There are countless views on this issue, including the public statements of some of the bigger names in the PR industry. The issue elicits passionate and emotional responses. At the core of the issue is an important question: “Can an organization have a voice in Wikipedia?”
Many people are saying it is simply too hot to touch, a platform with no upside. Others are saying that Wikipedia is inherently a platform for individuals, not for organizations. If you pull back from that statement, you can reach a position that social networking is by its nature an activity only for individuals.
Where does that lead us? Can an organization have a voice in Wikipedia? Within the entry that describes it? Within the entry on its patented technology? What about an organization’s employees? Can they act on their own? Can their action be separated from their role in the organization?
I have a hard time accepting the argument that an organization cannot or should not take an active voice in such descriptions and discussions. It doesn’t make sense to me that a site like Wikipedia, which purports to seek truth by combining facts from multiple sources on a single subject, would deny the one voice closest to the issue at hand.
Many professional communicators have been in this discussion with clients, talking them off the ledge, keeping them from blowing a gasket over the nature of a Wikipedia entry, or trying to create entries for online marketing.
If you use the right analogy, this is actually old hat for the public relations profession.
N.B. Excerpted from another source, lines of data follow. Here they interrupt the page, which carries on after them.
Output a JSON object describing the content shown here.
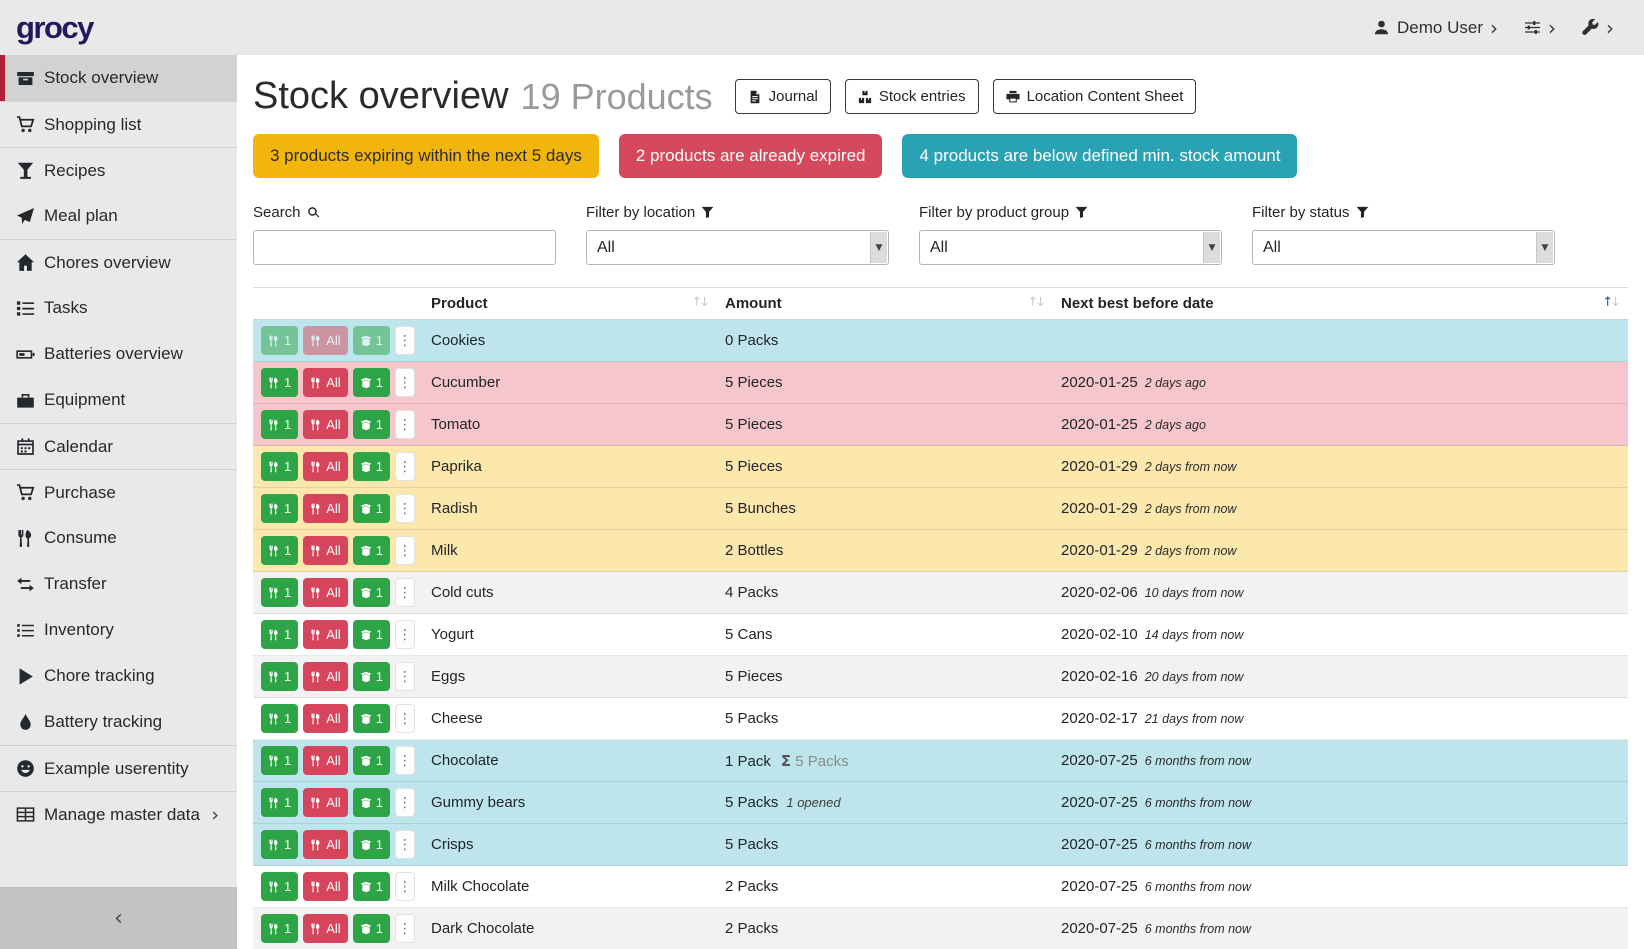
{
  "brand": "grocy",
  "navbar": {
    "user_label": "Demo User",
    "icons": [
      "user-icon",
      "sliders-icon",
      "wrench-icon"
    ]
  },
  "glyphs": {
    "chevron_right": "›",
    "chevron_left": "‹",
    "dots_vertical": "⋮",
    "sigma": "Σ",
    "sort_up": "↑",
    "sort_down": "↓",
    "select_caret": "▼"
  },
  "colors": {
    "accent_red": "#b01f3a",
    "logo": "#221a5c",
    "alert_yellow": "#f2b50b",
    "alert_red": "#d6495c",
    "alert_teal": "#29a2b3",
    "row_info": "#bee5eb",
    "row_danger": "#f5c6cb",
    "row_warning": "#fce8ac",
    "button_green": "#2da546",
    "button_red": "#d6455c"
  },
  "sidebar": {
    "items": [
      {
        "label": "Stock overview",
        "icon": "box-icon",
        "active": true
      },
      {
        "label": "Shopping list",
        "icon": "cart-icon"
      },
      {
        "label": "Recipes",
        "icon": "cocktail-icon"
      },
      {
        "label": "Meal plan",
        "icon": "paper-plane-icon"
      },
      {
        "label": "Chores overview",
        "icon": "home-icon"
      },
      {
        "label": "Tasks",
        "icon": "tasks-icon"
      },
      {
        "label": "Batteries overview",
        "icon": "battery-icon"
      },
      {
        "label": "Equipment",
        "icon": "toolbox-icon"
      },
      {
        "label": "Calendar",
        "icon": "calendar-icon"
      },
      {
        "label": "Purchase",
        "icon": "cart-icon"
      },
      {
        "label": "Consume",
        "icon": "utensils-icon"
      },
      {
        "label": "Transfer",
        "icon": "transfer-icon"
      },
      {
        "label": "Inventory",
        "icon": "list-icon"
      },
      {
        "label": "Chore tracking",
        "icon": "play-icon"
      },
      {
        "label": "Battery tracking",
        "icon": "drop-icon"
      },
      {
        "label": "Example userentity",
        "icon": "smiley-icon"
      },
      {
        "label": "Manage master data",
        "icon": "table-icon",
        "has_submenu": true
      }
    ]
  },
  "header": {
    "title": "Stock overview",
    "subtitle": "19 Products",
    "buttons": [
      {
        "label": "Journal",
        "icon": "file-icon"
      },
      {
        "label": "Stock entries",
        "icon": "boxes-icon"
      },
      {
        "label": "Location Content Sheet",
        "icon": "print-icon"
      }
    ]
  },
  "alerts": [
    {
      "text": "3 products expiring within the next 5 days",
      "type": "warning"
    },
    {
      "text": "2 products are already expired",
      "type": "danger"
    },
    {
      "text": "4 products are below defined min. stock amount",
      "type": "info"
    }
  ],
  "filters": {
    "search_label": "Search",
    "search_value": "",
    "location_label": "Filter by location",
    "location_value": "All",
    "group_label": "Filter by product group",
    "group_value": "All",
    "status_label": "Filter by status",
    "status_value": "All"
  },
  "table": {
    "columns": [
      "Product",
      "Amount",
      "Next best before date"
    ],
    "sort": {
      "column": "Next best before date",
      "direction": "asc"
    },
    "actions": {
      "consume_one": "1",
      "consume_all": "All",
      "open_one": "1"
    },
    "rows": [
      {
        "product": "Cookies",
        "amount": "0 Packs",
        "date": "",
        "date_note": "",
        "highlight": "info",
        "disabled": true
      },
      {
        "product": "Cucumber",
        "amount": "5 Pieces",
        "date": "2020-01-25",
        "date_note": "2 days ago",
        "highlight": "danger"
      },
      {
        "product": "Tomato",
        "amount": "5 Pieces",
        "date": "2020-01-25",
        "date_note": "2 days ago",
        "highlight": "danger"
      },
      {
        "product": "Paprika",
        "amount": "5 Pieces",
        "date": "2020-01-29",
        "date_note": "2 days from now",
        "highlight": "warning"
      },
      {
        "product": "Radish",
        "amount": "5 Bunches",
        "date": "2020-01-29",
        "date_note": "2 days from now",
        "highlight": "warning"
      },
      {
        "product": "Milk",
        "amount": "2 Bottles",
        "date": "2020-01-29",
        "date_note": "2 days from now",
        "highlight": "warning"
      },
      {
        "product": "Cold cuts",
        "amount": "4 Packs",
        "date": "2020-02-06",
        "date_note": "10 days from now",
        "highlight": "none"
      },
      {
        "product": "Yogurt",
        "amount": "5 Cans",
        "date": "2020-02-10",
        "date_note": "14 days from now",
        "highlight": "none"
      },
      {
        "product": "Eggs",
        "amount": "5 Pieces",
        "date": "2020-02-16",
        "date_note": "20 days from now",
        "highlight": "none"
      },
      {
        "product": "Cheese",
        "amount": "5 Packs",
        "date": "2020-02-17",
        "date_note": "21 days from now",
        "highlight": "none"
      },
      {
        "product": "Chocolate",
        "amount": "1 Pack",
        "sum": "5 Packs",
        "date": "2020-07-25",
        "date_note": "6 months from now",
        "highlight": "info"
      },
      {
        "product": "Gummy bears",
        "amount": "5 Packs",
        "note": "1 opened",
        "date": "2020-07-25",
        "date_note": "6 months from now",
        "highlight": "info"
      },
      {
        "product": "Crisps",
        "amount": "5 Packs",
        "date": "2020-07-25",
        "date_note": "6 months from now",
        "highlight": "info"
      },
      {
        "product": "Milk Chocolate",
        "amount": "2 Packs",
        "date": "2020-07-25",
        "date_note": "6 months from now",
        "highlight": "none"
      },
      {
        "product": "Dark Chocolate",
        "amount": "2 Packs",
        "date": "2020-07-25",
        "date_note": "6 months from now",
        "highlight": "none"
      },
      {
        "partial": true,
        "highlight": "none"
      }
    ]
  }
}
What do you do when a journalist shoots from the hip and plays loose and fast with the facts? You talk to the writer, and you appeal to the editor. You put the facts in front of them. The more adversarial the position, the easier it is to paint the writer as an advocate and to discredit his or her position.
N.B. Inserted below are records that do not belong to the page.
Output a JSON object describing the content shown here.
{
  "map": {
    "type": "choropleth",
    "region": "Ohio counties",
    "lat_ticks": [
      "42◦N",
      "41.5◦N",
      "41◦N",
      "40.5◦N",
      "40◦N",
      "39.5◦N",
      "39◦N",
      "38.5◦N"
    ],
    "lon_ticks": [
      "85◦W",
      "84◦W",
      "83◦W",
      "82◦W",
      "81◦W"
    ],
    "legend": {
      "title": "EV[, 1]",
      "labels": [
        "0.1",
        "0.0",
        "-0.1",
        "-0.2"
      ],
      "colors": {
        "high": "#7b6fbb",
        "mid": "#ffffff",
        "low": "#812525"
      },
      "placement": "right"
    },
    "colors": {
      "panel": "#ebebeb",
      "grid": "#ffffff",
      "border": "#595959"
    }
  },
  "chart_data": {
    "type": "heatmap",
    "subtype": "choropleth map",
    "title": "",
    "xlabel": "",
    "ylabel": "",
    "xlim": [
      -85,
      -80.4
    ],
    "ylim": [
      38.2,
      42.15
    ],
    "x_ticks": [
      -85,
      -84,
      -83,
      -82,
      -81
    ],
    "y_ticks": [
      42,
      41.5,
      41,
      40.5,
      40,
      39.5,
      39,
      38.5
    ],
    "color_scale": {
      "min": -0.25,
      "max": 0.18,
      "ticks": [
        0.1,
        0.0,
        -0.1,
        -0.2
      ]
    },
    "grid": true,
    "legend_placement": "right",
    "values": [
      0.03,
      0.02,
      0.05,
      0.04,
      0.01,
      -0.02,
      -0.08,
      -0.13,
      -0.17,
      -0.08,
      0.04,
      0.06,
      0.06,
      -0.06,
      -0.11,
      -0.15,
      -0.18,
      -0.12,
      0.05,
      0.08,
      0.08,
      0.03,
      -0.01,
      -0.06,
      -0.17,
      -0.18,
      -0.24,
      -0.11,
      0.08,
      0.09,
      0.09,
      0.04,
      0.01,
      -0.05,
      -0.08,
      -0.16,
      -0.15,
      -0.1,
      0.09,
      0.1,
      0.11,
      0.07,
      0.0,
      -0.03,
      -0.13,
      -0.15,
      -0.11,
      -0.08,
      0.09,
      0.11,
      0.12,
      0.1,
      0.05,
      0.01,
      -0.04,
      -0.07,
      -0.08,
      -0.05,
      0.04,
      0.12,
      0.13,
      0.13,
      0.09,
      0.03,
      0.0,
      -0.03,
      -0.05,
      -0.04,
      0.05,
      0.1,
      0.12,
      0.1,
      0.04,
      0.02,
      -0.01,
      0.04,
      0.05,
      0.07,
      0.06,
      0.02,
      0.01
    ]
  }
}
I am not suggesting that organizations should use Wikipedia as a platform for advocacy. That runs counter to Wikipedia’s mission and would be a mistake. But I believe that an organization has an obligation to the public to challenge and correct publicly available inaccurate information. An obligation to its patients, employees, and stockholders. And this is highly visible content. Wikipedia is one of the top 10 visited Web sites globally. It is used by more and more people as an issue primer and even an alternative and/or supplement to search. The higher the visibility, the stronger the obligation to have a voice regarding the content.
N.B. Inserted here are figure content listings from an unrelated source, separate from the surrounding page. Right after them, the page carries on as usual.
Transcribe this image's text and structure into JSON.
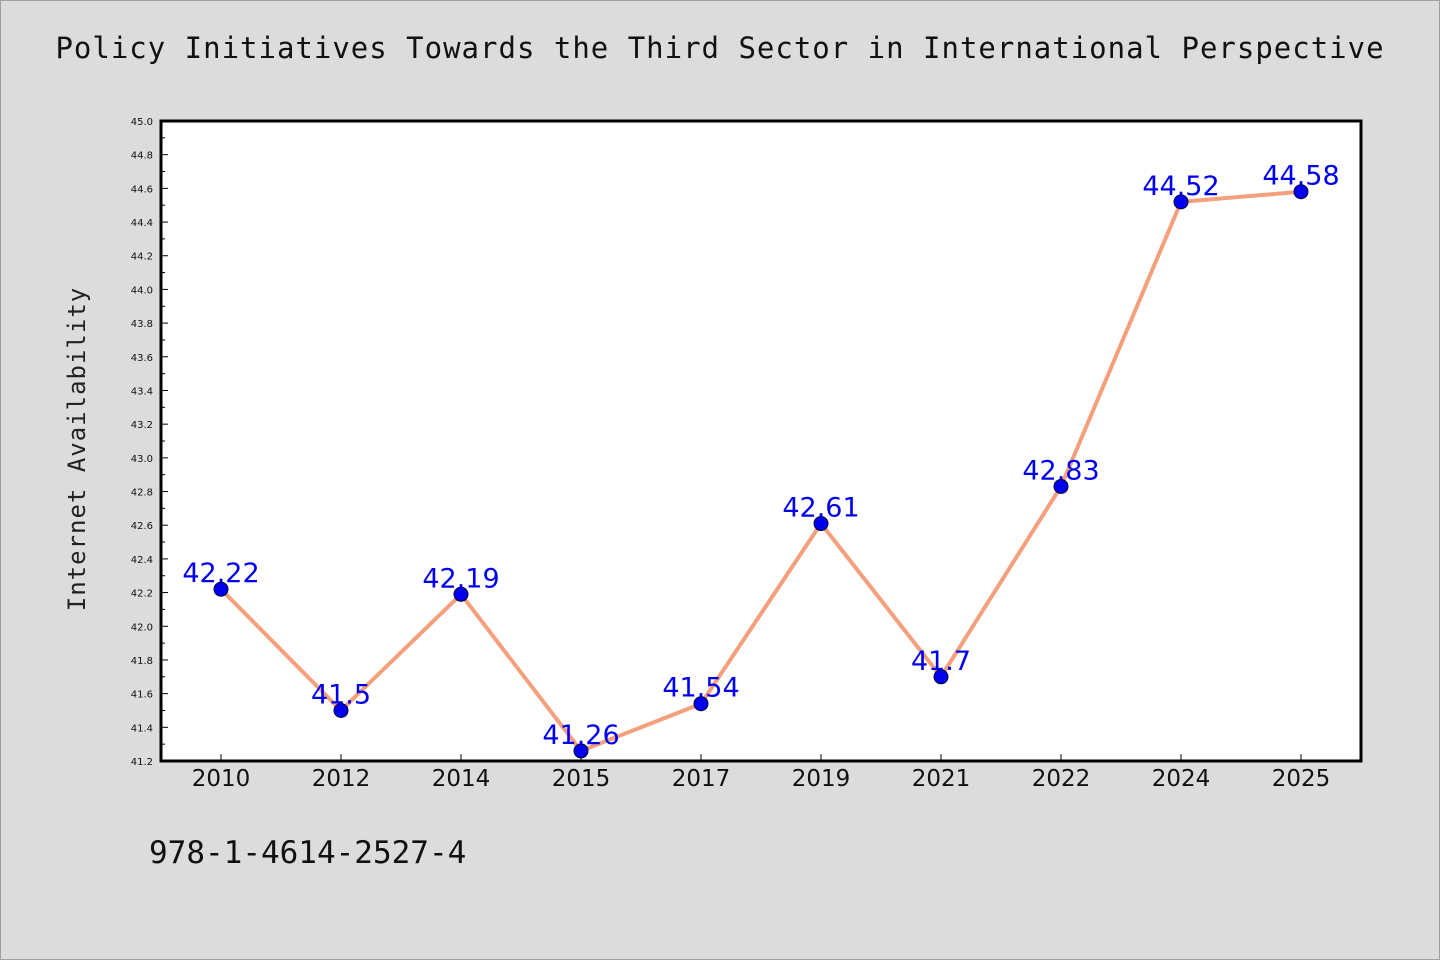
{
  "chart_data": {
    "type": "line",
    "title": "Policy Initiatives Towards the Third Sector in International Perspective",
    "ylabel": "Internet Availability",
    "xlabel": "",
    "categories": [
      "2010",
      "2012",
      "2014",
      "2015",
      "2017",
      "2019",
      "2021",
      "2022",
      "2024",
      "2025"
    ],
    "series": [
      {
        "values": [
          42.22,
          41.5,
          42.19,
          41.26,
          41.54,
          42.61,
          41.7,
          42.83,
          44.52,
          44.58
        ],
        "data_labels": [
          "42.22",
          "41.5",
          "42.19",
          "41.26",
          "41.54",
          "42.61",
          "41.7",
          "42.83",
          "44.52",
          "44.58"
        ]
      }
    ],
    "ylim": [
      41.2,
      45.0
    ],
    "y_major_ticks": [
      "41.2",
      "41.4",
      "41.6",
      "41.8",
      "42.0",
      "42.2",
      "42.4",
      "42.6",
      "42.8",
      "43.0",
      "43.2",
      "43.4",
      "43.6",
      "43.8",
      "44.0",
      "44.2",
      "44.4",
      "44.6",
      "44.8",
      "45.0"
    ],
    "grid": false,
    "legend": "none",
    "colors": {
      "line": "#f4a07c",
      "marker": "#0000ee",
      "data_label": "#0000ee",
      "plot_background": "#ffffff",
      "figure_background": "#dcdcdc"
    }
  },
  "footer": {
    "code": "978-1-4614-2527-4"
  }
}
Why would that analogy not transfer to Wikipedia? If you know the rules of the game, you know you can reach out to the volunteer editors, the stewards of Wikipedia, and address the facts. This requires transparency. Individuals who edited an article on behalf of an organization must identify their role with the organization. Fortunately, the tools to guarantee transparency are built into Wikipedia itself, including editor profiles, change logs, and discussion threads.